On 23 July, Garmin, the popular fitness and GPS technology company, was the victim of a crypto-ransomware attack that forced the company’s most popular services offline for three days while its internal network and production systems were encrypted and held for a $10-million ransom.
This high-profile incident is the latest in a growing number of targeted ransomware attacks against large organisations.
Garmin was attacked by the Trojan WastedLocker – ransomware that has become noticeably more active since the first half of this year. This particular version was designed to specifically target Garmin and contains several unusual technical aspects.
The first is its User Access Control (UAC) bypass technique. Once launched on a compromised device, the Trojan checks whether it has high enough privileges. If not, it will attempt to silently elevate its privileges by tricking a legitimate system binary into launching the Trojan’s body hidden in an alternate NTFS stream.
In addition, the sample of WastedLocker analysed from the Garmin attack used a single public RSA key – the type of key used to encrypt the files. This would be somewhat of a weakness if the malware were to be massively distributed. The decryptor would only have to contain the one private RSA key to decrypt everyone’s files. However, if the campaign is targeted – as it clearly was in this case – a single RSA key is an effective approach.
“This incident only highlights that there is a growing trend of targeted crypto-ransomware attacks against large corporations – in contrast to the more widespread and popular ransomware campaigns of the past, like WannaCry and NotPetya,” comments Fedor Sinitsyn, security expert at Kaspersky.
“While there are fewer victims, these targeted attacks are typically more sophisticated and destructive. And there is no evidence to suggest that they will decline in the near future. Therefore, it’s critical that organisations stay on alert and take steps to protect themselves.”
To reduce the risk of being exposed to WastedLocker and other ransomware, Kaspersky experts have the following recommendations:
* Use up-to-date versions of OS and applications.
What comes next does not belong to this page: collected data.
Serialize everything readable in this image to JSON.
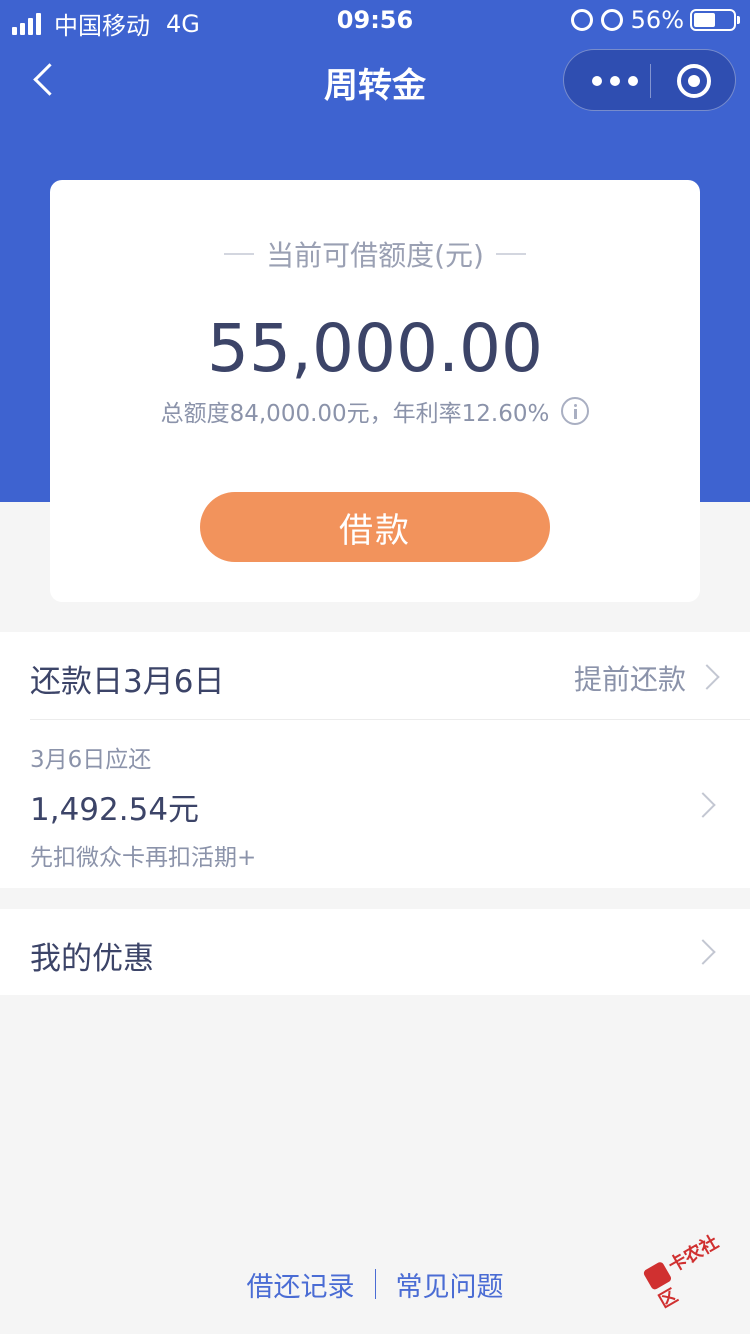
{
  "status_bar": {
    "carrier": "中国移动",
    "network": "4G",
    "time": "09:56",
    "battery": "56%",
    "battery_level": 0.56
  },
  "nav": {
    "title": "周转金"
  },
  "credit": {
    "label": "当前可借额度(元)",
    "amount": "55,000.00",
    "detail": "总额度84,000.00元，年利率12.60%",
    "borrow_button": "借款"
  },
  "repayment": {
    "title": "还款日3月6日",
    "prepay_link": "提前还款",
    "due_label": "3月6日应还",
    "due_amount": "1,492.54元",
    "deduction_note": "先扣微众卡再扣活期+"
  },
  "offers": {
    "label": "我的优惠"
  },
  "footer": {
    "records_link": "借还记录",
    "faq_link": "常见问题"
  },
  "watermark": {
    "text": "卡农社区"
  },
  "colors": {
    "header_blue": "#3e63d0",
    "button_orange": "#f2935c",
    "link_blue": "#4a6cd4",
    "text_dark": "#3c4468"
  }
}
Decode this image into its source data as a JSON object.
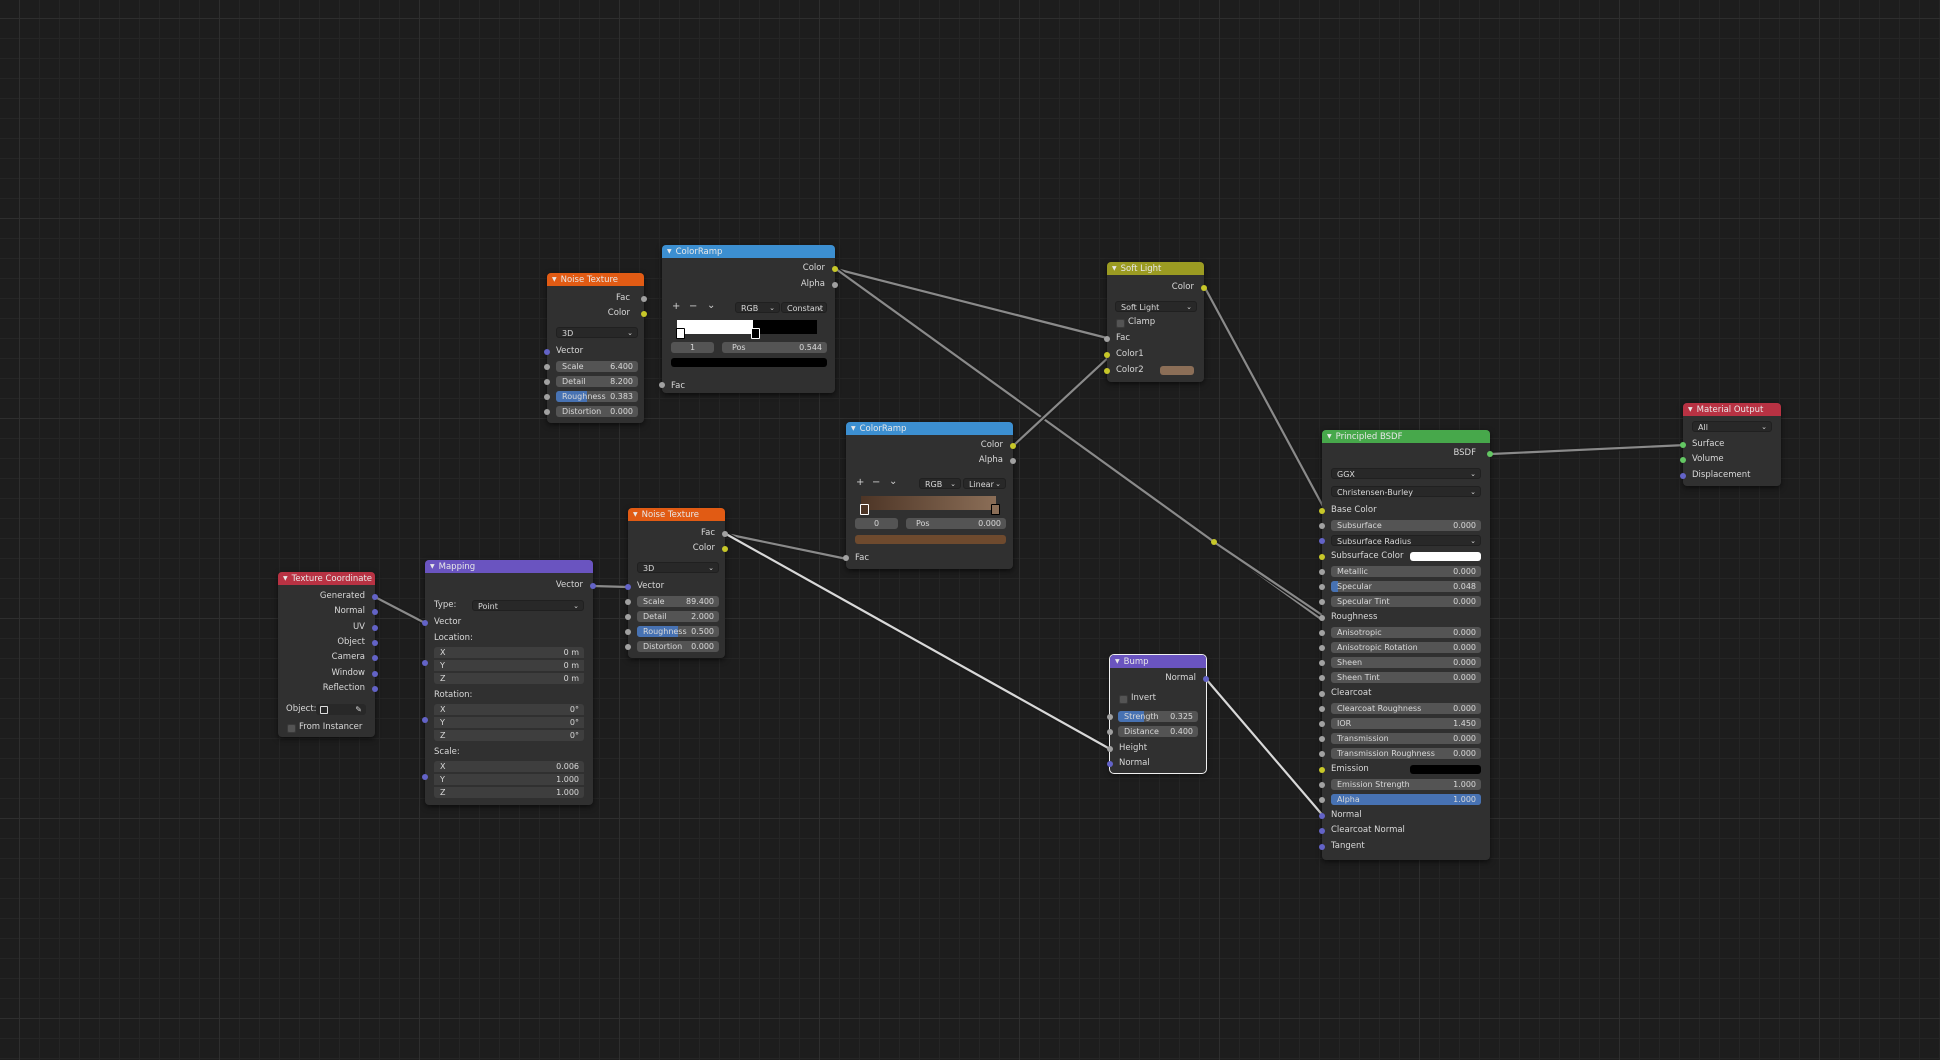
{
  "colors": {
    "header_texture": "#e15b14",
    "header_converter": "#3c8fd1",
    "header_vector": "#6a54c0",
    "header_input": "#b83243",
    "header_color": "#9b9b22",
    "header_shader": "#47a84b",
    "header_output": "#b83243",
    "accent": "#4772b3",
    "soft_light_color2": "#8b6e57",
    "ramp2_left": "#4d3526",
    "ramp2_right": "#8b6e57",
    "ramp2_output": "#6e4a2e"
  },
  "noise1": {
    "title": "Noise Texture",
    "out_fac": "Fac",
    "out_color": "Color",
    "dim": "3D",
    "in_vector": "Vector",
    "scale_label": "Scale",
    "scale_value": "6.400",
    "detail_label": "Detail",
    "detail_value": "8.200",
    "rough_label": "Roughness",
    "rough_value": "0.383",
    "rough_fill": 0.383,
    "dist_label": "Distortion",
    "dist_value": "0.000"
  },
  "ramp1": {
    "title": "ColorRamp",
    "out_color": "Color",
    "out_alpha": "Alpha",
    "add": "+",
    "remove": "−",
    "menu": "⌄",
    "mode": "RGB",
    "interp": "Constant",
    "index": "1",
    "pos_label": "Pos",
    "pos_value": "0.544",
    "in_fac": "Fac"
  },
  "ramp2": {
    "title": "ColorRamp",
    "out_color": "Color",
    "out_alpha": "Alpha",
    "add": "+",
    "remove": "−",
    "menu": "⌄",
    "mode": "RGB",
    "interp": "Linear",
    "index": "0",
    "pos_label": "Pos",
    "pos_value": "0.000",
    "in_fac": "Fac"
  },
  "noise2": {
    "title": "Noise Texture",
    "out_fac": "Fac",
    "out_color": "Color",
    "dim": "3D",
    "in_vector": "Vector",
    "scale_label": "Scale",
    "scale_value": "89.400",
    "detail_label": "Detail",
    "detail_value": "2.000",
    "rough_label": "Roughness",
    "rough_value": "0.500",
    "rough_fill": 0.5,
    "dist_label": "Distortion",
    "dist_value": "0.000"
  },
  "texcoord": {
    "title": "Texture Coordinate",
    "outputs": [
      "Generated",
      "Normal",
      "UV",
      "Object",
      "Camera",
      "Window",
      "Reflection"
    ],
    "object_label": "Object:",
    "from_instancer": "From Instancer"
  },
  "mapping": {
    "title": "Mapping",
    "out_vector": "Vector",
    "type_label": "Type:",
    "type_value": "Point",
    "in_vector": "Vector",
    "location_label": "Location:",
    "loc": [
      {
        "k": "X",
        "v": "0 m"
      },
      {
        "k": "Y",
        "v": "0 m"
      },
      {
        "k": "Z",
        "v": "0 m"
      }
    ],
    "rotation_label": "Rotation:",
    "rot": [
      {
        "k": "X",
        "v": "0°"
      },
      {
        "k": "Y",
        "v": "0°"
      },
      {
        "k": "Z",
        "v": "0°"
      }
    ],
    "scale_label": "Scale:",
    "scl": [
      {
        "k": "X",
        "v": "0.006"
      },
      {
        "k": "Y",
        "v": "1.000"
      },
      {
        "k": "Z",
        "v": "1.000"
      }
    ]
  },
  "softlight": {
    "title": "Soft Light",
    "out_color": "Color",
    "blend": "Soft Light",
    "clamp": "Clamp",
    "in_fac": "Fac",
    "in_color1": "Color1",
    "in_color2": "Color2"
  },
  "bump": {
    "title": "Bump",
    "out_normal": "Normal",
    "invert": "Invert",
    "strength_label": "Strength",
    "strength_value": "0.325",
    "strength_fill": 0.325,
    "distance_label": "Distance",
    "distance_value": "0.400",
    "in_height": "Height",
    "in_normal": "Normal"
  },
  "bsdf": {
    "title": "Principled BSDF",
    "out_bsdf": "BSDF",
    "distribution": "GGX",
    "subsurface_method": "Christensen-Burley",
    "base_color": "Base Color",
    "subsurface_label": "Subsurface",
    "subsurface_value": "0.000",
    "subsurface_radius": "Subsurface Radius",
    "subsurface_color": "Subsurface Color",
    "metallic_label": "Metallic",
    "metallic_value": "0.000",
    "specular_label": "Specular",
    "specular_value": "0.048",
    "specular_fill": 0.048,
    "specular_tint_label": "Specular Tint",
    "specular_tint_value": "0.000",
    "roughness": "Roughness",
    "aniso_label": "Anisotropic",
    "aniso_value": "0.000",
    "aniso_rot_label": "Anisotropic Rotation",
    "aniso_rot_value": "0.000",
    "sheen_label": "Sheen",
    "sheen_value": "0.000",
    "sheen_tint_label": "Sheen Tint",
    "sheen_tint_value": "0.000",
    "clearcoat": "Clearcoat",
    "cc_rough_label": "Clearcoat Roughness",
    "cc_rough_value": "0.000",
    "ior_label": "IOR",
    "ior_value": "1.450",
    "trans_label": "Transmission",
    "trans_value": "0.000",
    "trans_rough_label": "Transmission Roughness",
    "trans_rough_value": "0.000",
    "emission": "Emission",
    "emis_strength_label": "Emission Strength",
    "emis_strength_value": "1.000",
    "alpha_label": "Alpha",
    "alpha_value": "1.000",
    "alpha_fill": 1.0,
    "normal": "Normal",
    "cc_normal": "Clearcoat Normal",
    "tangent": "Tangent"
  },
  "output": {
    "title": "Material Output",
    "target": "All",
    "surface": "Surface",
    "volume": "Volume",
    "displacement": "Displacement"
  }
}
* Use a VPN to secure remote access to company resources.
* Use a modern endpoint security solution, such as Kaspersky Endpoint Security for Business with behaviour detection support and remediation engine allowing automatic file rollback, and a number of other technologies to stay protected from ransomware.
* Improve employees’ cybersecurity education. Kaspersky Security Awareness offers computer-based training products that combine expertise in cybersecurity with best-practice educational techniques and technologies.
* Use a reliable data backup scheme or solution.